According to the present studyʼs findings, long-term survivors after autologous HSCT in Japan have various late complications and a higher risk of death due to any cause compared to the general population. This result shows that it is important to predict various late complications and to provide early prevention and treatment to patients for many years after HSCT.

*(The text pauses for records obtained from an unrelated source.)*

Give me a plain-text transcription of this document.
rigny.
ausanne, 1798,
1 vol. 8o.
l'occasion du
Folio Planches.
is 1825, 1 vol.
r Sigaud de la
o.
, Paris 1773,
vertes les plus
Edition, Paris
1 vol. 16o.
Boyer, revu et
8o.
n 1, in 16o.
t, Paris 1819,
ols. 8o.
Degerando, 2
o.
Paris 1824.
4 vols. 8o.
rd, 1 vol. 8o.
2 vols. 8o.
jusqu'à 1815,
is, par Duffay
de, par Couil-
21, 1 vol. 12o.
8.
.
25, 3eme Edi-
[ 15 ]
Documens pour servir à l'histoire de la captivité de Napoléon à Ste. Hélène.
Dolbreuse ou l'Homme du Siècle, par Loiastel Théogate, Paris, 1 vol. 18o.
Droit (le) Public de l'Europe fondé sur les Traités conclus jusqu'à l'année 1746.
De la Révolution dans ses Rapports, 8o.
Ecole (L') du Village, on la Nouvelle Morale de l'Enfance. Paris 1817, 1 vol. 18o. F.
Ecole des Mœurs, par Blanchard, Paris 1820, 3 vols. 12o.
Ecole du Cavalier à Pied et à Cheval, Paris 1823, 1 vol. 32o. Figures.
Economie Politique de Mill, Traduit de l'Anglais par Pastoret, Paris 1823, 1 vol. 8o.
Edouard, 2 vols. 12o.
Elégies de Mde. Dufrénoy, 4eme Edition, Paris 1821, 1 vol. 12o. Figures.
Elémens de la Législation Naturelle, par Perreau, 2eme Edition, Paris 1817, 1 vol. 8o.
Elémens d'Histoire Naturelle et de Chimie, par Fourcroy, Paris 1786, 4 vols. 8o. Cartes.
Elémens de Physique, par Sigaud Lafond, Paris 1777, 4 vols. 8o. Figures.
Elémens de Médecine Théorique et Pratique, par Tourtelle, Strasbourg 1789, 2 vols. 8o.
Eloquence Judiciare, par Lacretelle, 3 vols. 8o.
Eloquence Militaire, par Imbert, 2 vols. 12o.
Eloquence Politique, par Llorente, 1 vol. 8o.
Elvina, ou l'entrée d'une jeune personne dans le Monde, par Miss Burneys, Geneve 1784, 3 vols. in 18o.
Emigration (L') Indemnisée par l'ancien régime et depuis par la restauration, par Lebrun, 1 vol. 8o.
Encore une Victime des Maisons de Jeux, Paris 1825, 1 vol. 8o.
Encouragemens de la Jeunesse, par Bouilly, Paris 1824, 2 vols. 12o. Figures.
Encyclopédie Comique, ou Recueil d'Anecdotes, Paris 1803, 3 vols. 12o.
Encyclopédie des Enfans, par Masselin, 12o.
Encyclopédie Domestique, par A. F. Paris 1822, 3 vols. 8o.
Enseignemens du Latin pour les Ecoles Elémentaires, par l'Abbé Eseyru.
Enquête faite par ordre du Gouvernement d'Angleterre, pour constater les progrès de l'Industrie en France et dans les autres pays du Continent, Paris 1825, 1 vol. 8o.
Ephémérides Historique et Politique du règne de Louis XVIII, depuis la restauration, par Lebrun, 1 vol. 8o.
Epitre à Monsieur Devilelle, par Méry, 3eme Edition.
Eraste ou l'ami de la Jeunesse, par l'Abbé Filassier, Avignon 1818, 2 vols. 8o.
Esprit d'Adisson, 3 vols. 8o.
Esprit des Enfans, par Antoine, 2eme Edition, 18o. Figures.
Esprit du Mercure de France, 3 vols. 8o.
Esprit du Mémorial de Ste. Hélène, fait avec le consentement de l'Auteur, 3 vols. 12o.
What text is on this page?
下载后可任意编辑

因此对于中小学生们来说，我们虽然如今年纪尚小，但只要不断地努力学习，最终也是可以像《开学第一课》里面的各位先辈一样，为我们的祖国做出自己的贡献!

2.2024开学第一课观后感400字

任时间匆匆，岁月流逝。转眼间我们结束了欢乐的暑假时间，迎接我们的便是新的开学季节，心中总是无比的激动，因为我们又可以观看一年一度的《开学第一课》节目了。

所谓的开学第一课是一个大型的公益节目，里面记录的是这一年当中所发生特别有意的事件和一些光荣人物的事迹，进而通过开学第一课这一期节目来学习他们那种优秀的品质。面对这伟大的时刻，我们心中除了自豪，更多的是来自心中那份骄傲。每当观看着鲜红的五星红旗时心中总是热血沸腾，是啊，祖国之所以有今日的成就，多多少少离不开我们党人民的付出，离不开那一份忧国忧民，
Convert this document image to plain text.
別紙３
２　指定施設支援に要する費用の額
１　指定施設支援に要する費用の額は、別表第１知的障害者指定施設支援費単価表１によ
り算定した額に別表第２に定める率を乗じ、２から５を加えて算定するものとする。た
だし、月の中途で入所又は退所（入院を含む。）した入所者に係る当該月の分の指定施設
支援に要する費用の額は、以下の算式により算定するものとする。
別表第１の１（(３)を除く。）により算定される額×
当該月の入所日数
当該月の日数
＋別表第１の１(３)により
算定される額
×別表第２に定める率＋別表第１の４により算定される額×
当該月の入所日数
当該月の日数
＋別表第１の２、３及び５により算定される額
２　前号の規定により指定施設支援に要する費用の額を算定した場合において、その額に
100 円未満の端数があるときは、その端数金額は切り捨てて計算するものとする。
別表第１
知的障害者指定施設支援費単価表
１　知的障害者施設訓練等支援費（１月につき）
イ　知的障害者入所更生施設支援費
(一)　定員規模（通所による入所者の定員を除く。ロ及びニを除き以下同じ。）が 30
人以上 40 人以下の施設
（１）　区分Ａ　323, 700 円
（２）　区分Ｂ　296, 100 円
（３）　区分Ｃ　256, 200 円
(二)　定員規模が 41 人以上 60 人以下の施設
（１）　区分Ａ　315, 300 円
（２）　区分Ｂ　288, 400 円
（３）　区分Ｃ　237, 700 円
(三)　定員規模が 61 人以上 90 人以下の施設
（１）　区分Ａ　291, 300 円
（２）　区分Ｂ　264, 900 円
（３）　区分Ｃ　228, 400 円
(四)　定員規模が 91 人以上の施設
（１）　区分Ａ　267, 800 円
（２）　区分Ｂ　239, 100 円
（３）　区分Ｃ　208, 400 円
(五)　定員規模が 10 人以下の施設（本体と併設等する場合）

New malignancies, especially hematological malignancies, were the most frequent cause of mortality, excluding recurrence, after autologous HSCT. Reported by Pedersen-Bjergaard et al and Miller et al6,7, high-risk incidents of therapy-related AML/MDS (t-AML/MDS) are well known. They proposed that accumulative alkylating agents used in the preconditioning regimen are one of the biggest risk factors for this clinical condition. We found that many patients were exposed to alkylating agents, such as cyclophosphamide, ranimustine (MCNU), melphalan, and carboplatin, as preconditioning agents in this cohort, and this finding supports that of the previous reports. Use of alternative agents for the conditioning regimen might reduce the risk of t-AML/MDS. However, purine analogs, such as fludarabine, stand out as the risk factor of secondary hematological malignancy after HSCT8,9. Although we had a small number of patients who received purine analogs in this cohort, it is necessary for us to consider not only the alkylating agents but also the risk of secondary hematological malignancies in long-term survivors who received purine analogues.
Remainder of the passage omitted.